Conventional wisdom holds that consensus decision-making produces weak international agreements. When every delegation can block progress, the result should be watered-down commitments with little enforcement. Yet major UN crime treaties negotiated in Vienna, including conventions against transnational organized crime and corruption, incorporated surprisingly robust monitoring provisions such as mandatory data submission and deeper review, along with stringent obligations. How was this possible?

This book develops a theory of enduring consensus and traces its life cycle through the three phases: emergence, consolidation, and contestation. It distinguishes enduring consensus, in which consensus becomes internalized as a legitimate mode of lawmaking within a stable negotiating community, from deflective consensus, in which actors use informality to defer or dilute demanding provisions while preserving the appearance of harmony. When delegates operate with longer time horizons, repeated interactions, and reputational costs for obstruction, consensus can enable rather than constrain institutional strengthening.

The book identifies two key mechanisms that make this possible. Through seed planting, negotiators embed forward-looking mandates into treaties. These provisions authorize future review or monitoring without specifying the details, creating legal openings that can be activated later. Through precedent layering, they frame stronger provisions as natural extensions of past agreements, making ambitious proposals appear conservative and reducing resistance.

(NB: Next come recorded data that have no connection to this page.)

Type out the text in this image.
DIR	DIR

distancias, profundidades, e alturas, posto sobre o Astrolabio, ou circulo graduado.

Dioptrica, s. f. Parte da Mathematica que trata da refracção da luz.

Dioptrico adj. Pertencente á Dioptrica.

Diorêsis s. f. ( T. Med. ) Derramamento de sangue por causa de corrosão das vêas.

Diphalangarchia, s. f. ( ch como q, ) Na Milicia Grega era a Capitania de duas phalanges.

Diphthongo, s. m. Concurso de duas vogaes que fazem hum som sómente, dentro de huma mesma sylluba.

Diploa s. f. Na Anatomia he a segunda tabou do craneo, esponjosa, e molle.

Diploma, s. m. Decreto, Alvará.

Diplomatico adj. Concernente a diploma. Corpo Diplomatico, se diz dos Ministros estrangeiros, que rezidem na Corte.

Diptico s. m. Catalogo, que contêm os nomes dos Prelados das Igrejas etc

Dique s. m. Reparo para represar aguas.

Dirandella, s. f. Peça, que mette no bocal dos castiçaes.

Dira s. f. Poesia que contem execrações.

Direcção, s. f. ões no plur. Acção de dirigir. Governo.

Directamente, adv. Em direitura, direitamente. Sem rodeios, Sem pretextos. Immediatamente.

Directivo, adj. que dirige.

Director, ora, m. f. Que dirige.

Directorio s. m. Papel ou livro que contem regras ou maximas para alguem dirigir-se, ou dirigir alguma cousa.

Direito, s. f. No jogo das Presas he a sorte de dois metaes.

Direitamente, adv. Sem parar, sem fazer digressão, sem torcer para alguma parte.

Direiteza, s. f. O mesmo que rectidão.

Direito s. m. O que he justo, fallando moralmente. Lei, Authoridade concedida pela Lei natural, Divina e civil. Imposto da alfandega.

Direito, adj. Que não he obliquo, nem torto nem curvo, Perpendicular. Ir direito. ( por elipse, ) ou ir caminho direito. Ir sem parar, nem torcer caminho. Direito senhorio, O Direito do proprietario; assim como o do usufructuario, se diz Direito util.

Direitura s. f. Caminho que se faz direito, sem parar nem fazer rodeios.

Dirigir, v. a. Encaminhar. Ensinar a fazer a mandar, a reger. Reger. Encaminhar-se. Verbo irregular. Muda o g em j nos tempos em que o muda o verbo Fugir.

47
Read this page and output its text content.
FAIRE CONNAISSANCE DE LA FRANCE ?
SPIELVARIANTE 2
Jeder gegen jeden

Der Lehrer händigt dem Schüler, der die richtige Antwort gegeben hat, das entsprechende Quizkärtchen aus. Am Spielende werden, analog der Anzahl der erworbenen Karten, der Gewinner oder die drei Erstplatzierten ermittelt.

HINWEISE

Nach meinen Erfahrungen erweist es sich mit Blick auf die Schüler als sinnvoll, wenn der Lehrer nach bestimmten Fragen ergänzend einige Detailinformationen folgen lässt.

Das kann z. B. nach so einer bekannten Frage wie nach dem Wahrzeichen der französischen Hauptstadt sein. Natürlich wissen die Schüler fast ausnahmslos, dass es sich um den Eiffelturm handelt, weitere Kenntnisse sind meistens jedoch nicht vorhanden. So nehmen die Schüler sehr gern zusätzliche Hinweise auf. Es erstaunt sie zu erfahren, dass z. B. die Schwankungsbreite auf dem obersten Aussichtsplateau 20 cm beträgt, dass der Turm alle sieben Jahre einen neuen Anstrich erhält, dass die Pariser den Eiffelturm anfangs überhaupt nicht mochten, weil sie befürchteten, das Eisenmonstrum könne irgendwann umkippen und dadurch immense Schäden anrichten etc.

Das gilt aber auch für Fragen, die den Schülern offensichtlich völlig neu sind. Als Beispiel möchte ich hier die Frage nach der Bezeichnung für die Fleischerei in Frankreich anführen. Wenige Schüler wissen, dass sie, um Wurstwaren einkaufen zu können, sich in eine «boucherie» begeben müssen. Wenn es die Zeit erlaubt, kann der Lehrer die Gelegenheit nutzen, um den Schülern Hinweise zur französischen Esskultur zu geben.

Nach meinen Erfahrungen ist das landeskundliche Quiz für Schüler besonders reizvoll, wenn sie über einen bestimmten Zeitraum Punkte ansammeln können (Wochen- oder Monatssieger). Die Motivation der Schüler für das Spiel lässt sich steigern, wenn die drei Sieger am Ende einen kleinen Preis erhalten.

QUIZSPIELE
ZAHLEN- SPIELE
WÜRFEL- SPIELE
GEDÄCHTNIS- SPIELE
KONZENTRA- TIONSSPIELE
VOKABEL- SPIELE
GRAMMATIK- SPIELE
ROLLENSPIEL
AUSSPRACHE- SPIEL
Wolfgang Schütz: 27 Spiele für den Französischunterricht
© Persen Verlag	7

The empirical analysis spans four decades of international crime governance, drawing on six months of fieldwork at the UN Office on Drugs and Crime in Vienna, forty-two interviews with diplomats across all world regions, and extensive archival research. The book traces the emergence of consensus norms in the UN drug conventions, their consolidation in the trajectories of UNTOC and UNCAC, and their contestation in the recently concluded negotiation of the UN Cybercrime Convention, where venue alternation between Vienna and New York, wider participation, and heightened geopolitical polarization tested the durability of enduring consensus.

The book bridges rational design theory with practice-oriented constructivism and historical institutionalism, offering new ways to understand how procedural rules shape the agreements states are able to reach.

The book makes three primary contributions. First, it refines prevailing expectations about consensus in international organizations by demonstrating that under specific structural conditions, consensus can enable rather than undermine institutional strengthening. Second, it bridges rational design theory with practice-oriented constructivism and historical institutionalism, showing how functional demands for monitoring intersect with procedural norms and community practices to produce institutional outcomes. Third, it brings global criminal governance, an understudied but high-stakes domain that implicates domestic security and sovereignty concerns, into mainstream international relations theory by reconstructing the histories of major crime treaties through novel interview and archival evidence.